Giovanni de Manzoni, una carriera medica a Verona… per scelta

Laureato in Medicina e chirurgia nel 1986 e specializzato in Chirurgia d’urgenza, il Prof. Giovanni de Manzoni ricopre dal 2018 il ruolo di Direttore del Dipartimento di Scienze Chirurgiche Odontostomatologiche e Materno-Infantili dell’Università degli Studi di Verona. Il suo racconto a 360 gradi rivela l’importanza di avere una cultura umanistica per affrontare la professione medica e per trasmettere valore alle generazioni future di medici. 

Prof. De Manzoni, ci racconti la sua storia.

Mi chiamo Giovanni de Manzoni. Sono nato a Verona, ho studiato a Verona, vivo a Verona, lavoro a Verona e ho fatto carriera a Verona… nonostante sia piccola, la nostra città offre delle possibilità di sviluppo internazionale paragonabili solo ad altre grandi città.

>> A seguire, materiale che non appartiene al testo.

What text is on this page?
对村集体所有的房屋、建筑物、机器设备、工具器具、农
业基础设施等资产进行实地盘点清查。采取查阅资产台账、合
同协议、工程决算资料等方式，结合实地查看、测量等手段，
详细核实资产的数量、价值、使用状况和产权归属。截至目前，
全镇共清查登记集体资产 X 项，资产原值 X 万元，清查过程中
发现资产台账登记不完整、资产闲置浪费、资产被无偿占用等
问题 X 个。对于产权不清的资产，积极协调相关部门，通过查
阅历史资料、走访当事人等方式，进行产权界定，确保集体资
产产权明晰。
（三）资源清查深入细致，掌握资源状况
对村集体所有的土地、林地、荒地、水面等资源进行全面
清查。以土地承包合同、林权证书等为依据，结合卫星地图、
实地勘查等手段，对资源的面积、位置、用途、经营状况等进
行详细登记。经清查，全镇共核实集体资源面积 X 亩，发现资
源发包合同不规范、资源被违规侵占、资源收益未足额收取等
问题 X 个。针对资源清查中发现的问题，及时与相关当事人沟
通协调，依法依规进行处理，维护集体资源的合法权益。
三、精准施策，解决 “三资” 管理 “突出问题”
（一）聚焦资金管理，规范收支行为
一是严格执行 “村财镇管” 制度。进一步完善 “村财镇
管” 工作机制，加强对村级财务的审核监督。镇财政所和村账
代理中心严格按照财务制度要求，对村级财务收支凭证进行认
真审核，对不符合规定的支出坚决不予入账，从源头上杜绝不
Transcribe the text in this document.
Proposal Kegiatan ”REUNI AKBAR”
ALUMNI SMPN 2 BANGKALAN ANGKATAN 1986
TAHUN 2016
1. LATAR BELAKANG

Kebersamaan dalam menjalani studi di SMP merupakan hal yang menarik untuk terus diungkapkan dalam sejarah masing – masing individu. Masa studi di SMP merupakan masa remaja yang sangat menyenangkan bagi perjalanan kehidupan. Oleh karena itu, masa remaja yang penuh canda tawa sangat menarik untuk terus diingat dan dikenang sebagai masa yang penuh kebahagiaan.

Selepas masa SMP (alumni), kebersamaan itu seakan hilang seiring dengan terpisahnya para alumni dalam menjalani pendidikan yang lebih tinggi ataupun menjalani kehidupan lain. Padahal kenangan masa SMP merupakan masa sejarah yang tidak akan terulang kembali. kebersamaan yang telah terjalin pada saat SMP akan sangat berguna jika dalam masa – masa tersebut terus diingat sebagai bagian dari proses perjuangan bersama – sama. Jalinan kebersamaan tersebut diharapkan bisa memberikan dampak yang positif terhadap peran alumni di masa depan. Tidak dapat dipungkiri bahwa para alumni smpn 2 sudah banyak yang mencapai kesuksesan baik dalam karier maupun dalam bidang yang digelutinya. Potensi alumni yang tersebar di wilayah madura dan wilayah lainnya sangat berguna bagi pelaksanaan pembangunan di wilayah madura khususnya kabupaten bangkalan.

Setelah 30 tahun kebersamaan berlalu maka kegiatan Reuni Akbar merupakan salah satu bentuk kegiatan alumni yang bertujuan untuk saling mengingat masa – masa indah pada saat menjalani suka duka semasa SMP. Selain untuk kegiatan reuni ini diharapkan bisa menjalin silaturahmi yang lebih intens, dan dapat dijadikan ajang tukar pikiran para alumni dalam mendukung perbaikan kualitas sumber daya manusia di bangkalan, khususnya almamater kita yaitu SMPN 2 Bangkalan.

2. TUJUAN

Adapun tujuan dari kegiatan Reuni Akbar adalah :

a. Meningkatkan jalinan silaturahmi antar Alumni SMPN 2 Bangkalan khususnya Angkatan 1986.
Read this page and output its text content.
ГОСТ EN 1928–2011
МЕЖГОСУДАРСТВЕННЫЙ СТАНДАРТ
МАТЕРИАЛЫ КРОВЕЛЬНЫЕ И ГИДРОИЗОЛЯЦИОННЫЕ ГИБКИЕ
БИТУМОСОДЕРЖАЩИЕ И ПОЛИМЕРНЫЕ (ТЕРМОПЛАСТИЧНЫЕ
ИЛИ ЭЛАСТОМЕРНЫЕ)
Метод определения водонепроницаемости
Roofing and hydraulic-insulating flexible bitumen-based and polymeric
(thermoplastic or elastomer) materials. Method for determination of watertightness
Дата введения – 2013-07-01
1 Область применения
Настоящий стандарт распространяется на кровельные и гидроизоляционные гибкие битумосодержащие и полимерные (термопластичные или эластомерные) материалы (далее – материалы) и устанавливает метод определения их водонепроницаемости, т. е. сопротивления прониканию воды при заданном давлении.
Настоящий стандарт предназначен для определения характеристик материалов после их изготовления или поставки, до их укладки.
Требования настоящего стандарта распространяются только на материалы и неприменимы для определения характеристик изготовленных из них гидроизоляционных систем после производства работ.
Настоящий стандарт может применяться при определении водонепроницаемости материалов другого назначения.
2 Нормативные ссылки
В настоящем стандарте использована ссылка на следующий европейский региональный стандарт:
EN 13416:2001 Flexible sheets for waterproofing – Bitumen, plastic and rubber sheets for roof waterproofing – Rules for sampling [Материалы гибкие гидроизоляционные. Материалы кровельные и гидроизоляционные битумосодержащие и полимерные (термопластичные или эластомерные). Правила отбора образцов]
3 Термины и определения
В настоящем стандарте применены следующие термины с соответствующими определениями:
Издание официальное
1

Al liceo classico non ero il più bravo della classe. Sono sempre stato un amante delle materie umanistiche eppure, all’ultimo anno di liceo, nel momento della scelta, è scattato dentro di me qualcosa che mi ha fatto propendere per una disciplina ben diversa, la medicina.

Qual è quel fattore che la motiva ogni giorno a venire a lavorare?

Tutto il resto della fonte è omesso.